Mit einem zufriedenen Grinsen ging ich nach diesem Hammer an den Bierstand, um erstmals meine Marken zu benutzen und mir dann Infected Rain zu geben. Da mir deren Core lastiger Sound nicht ganz so gut zusagte, wollte ich den Auftritt vorzeitig verlassen, doch keine Chance. Den jetzt war ich mit sabbern dran, die Sängerin hatte schon etwas hypnotisches. Ihr Shirt „Eat Pussy, not Animals“ machte mich auch noch hungrig, tatsächlich mal nicht auf Steak. Wieder zurück am Bierstand versuchte mein Nebenmann ein Bier mit Bargeld zukaufen in einem altruistischen Anflug gab ich ihm einfach eine meiner Marken. Erst ungläubig erzählte er mir, dass er am Merch Stand arbeitete und ich mir nachher einen Patch aussuchen dürfte. Das nenne ich mal Quidproquo, so kam ich zu einem schön psychedelischen Cream Patch. Über all dem durfte ich meinen Presseauftrag natürlich nicht vergessen und ging als „Nationale Sportpresse“ den Flunky Ball Platz besuchen. Tatsächlich gibt es auf dem Dong einen festen Flunky Ball Platz, überaus praktisch, da dort Sportsfreunde des ganzen Festivals aufeinander Treffen. Ein Typ namens Benny stand dabei auf einem Podest und unterhielt mit seinen Diabolo Künsten. Ich machte noch einige Vorstöße in die verschiedenen Areale des Campinggeländes, setzte mich in Gitarrenkreise in denen auf Mülltonnen und Töpfen getrommelt wurde und sah mir die bunt zusammengewürfelte Belegschaft an. Der eine Typ lief mir immer wieder über den Weg mit nichts als einem rosa Schlüpfer bekleidet, guter Mann. Auf einem kurzen Ausflug über unser Lager konnte ich sogar einen Becher voll Pfeffi für den Scardust Drummer auftreiben.

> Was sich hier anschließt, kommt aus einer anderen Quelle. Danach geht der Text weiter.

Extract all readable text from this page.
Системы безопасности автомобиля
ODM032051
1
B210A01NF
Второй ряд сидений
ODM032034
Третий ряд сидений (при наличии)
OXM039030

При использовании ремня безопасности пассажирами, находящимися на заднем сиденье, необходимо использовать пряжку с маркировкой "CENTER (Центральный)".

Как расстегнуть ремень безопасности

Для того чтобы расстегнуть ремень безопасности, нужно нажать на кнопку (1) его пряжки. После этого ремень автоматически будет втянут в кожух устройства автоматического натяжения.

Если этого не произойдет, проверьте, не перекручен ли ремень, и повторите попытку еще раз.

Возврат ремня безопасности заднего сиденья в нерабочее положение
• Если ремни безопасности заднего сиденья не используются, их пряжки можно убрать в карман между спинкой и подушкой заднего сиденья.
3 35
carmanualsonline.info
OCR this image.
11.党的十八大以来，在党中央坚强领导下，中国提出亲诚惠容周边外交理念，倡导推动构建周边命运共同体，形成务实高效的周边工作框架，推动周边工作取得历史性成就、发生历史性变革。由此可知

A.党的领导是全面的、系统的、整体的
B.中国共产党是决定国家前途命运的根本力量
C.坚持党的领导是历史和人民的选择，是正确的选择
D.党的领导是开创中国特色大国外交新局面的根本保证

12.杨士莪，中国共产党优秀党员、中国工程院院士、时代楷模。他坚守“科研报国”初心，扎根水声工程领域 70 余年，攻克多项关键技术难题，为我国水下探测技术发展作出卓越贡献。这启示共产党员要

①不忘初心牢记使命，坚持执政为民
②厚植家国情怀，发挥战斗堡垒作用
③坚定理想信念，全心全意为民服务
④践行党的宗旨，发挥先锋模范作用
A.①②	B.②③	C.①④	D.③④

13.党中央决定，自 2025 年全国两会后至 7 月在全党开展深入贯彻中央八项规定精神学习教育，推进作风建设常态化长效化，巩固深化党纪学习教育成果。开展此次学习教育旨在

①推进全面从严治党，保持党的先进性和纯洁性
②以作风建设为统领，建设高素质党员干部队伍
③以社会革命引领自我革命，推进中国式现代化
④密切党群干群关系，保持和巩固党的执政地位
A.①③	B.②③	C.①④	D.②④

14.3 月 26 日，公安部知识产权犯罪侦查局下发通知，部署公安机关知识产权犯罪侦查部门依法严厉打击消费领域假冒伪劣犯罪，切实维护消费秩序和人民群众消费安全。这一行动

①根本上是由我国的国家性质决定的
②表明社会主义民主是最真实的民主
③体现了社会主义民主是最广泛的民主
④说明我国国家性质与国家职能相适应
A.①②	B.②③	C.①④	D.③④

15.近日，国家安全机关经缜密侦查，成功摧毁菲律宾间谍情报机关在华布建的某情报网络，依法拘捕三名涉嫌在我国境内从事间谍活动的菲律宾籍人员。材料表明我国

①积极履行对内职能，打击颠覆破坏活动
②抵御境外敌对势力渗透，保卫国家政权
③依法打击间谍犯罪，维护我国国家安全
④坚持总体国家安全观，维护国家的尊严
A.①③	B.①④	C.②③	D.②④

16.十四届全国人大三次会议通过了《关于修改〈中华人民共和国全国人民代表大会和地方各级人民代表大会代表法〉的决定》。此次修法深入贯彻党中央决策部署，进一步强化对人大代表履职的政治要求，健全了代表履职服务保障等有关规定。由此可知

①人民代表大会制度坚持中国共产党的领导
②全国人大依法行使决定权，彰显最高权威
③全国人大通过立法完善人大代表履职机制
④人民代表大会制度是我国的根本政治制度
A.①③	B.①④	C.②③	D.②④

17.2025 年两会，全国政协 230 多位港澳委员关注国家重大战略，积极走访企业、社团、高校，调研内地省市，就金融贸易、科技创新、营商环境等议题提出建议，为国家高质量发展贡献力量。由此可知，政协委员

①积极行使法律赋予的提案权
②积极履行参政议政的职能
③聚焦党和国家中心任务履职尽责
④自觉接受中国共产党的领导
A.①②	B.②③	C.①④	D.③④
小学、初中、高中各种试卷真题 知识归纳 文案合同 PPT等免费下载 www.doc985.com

Impureza war, wie das Gerücht ging ausgefallen bzw. ersetzt worden, ohne Smartphone war das für mich nicht auszuloten. Ich begab mich pünktlich zu Motorjesus zur Bühne und lernte dort auch die Jungs von Tyler Leads persönlich kennen. Auf der Bühne hatten sie auch schon Caps und T-Shirts von Motorjesus getragen, also war das wohl kein Wunder. Ich verbrachte auch den restlichen Abend mit den Jungs. Bis auf einen kleinen Ausflug zu Eluveitie, also dem Headliner des Tages, bei denen zwar eine schön ausgelassene Stimmung herrschte, allerdings nicht so ganz meinen musikalischen Geschmack trafen. Ich lernte ich von Freddie, dem Gitarristen und Zwillingsbruder von Johnny, was das Wort Storno bedeutet (das ist so der Zustand, wenn man mit dem Kopf auf dem Tresen einschläft). Bis ich selbst Storno war, tauschte ich mit den anderen Bandmitglieder, über Bier und Offensive Zigaretten, Musik und Film Empfehlungen aus und wurde auch in einige Feinheiten der Bandpolitik eingeweiht. Nämlich das Respektschellen-System. Denkbar simpel: Wer Scheiße baut, kriegt eine Respektsschelle.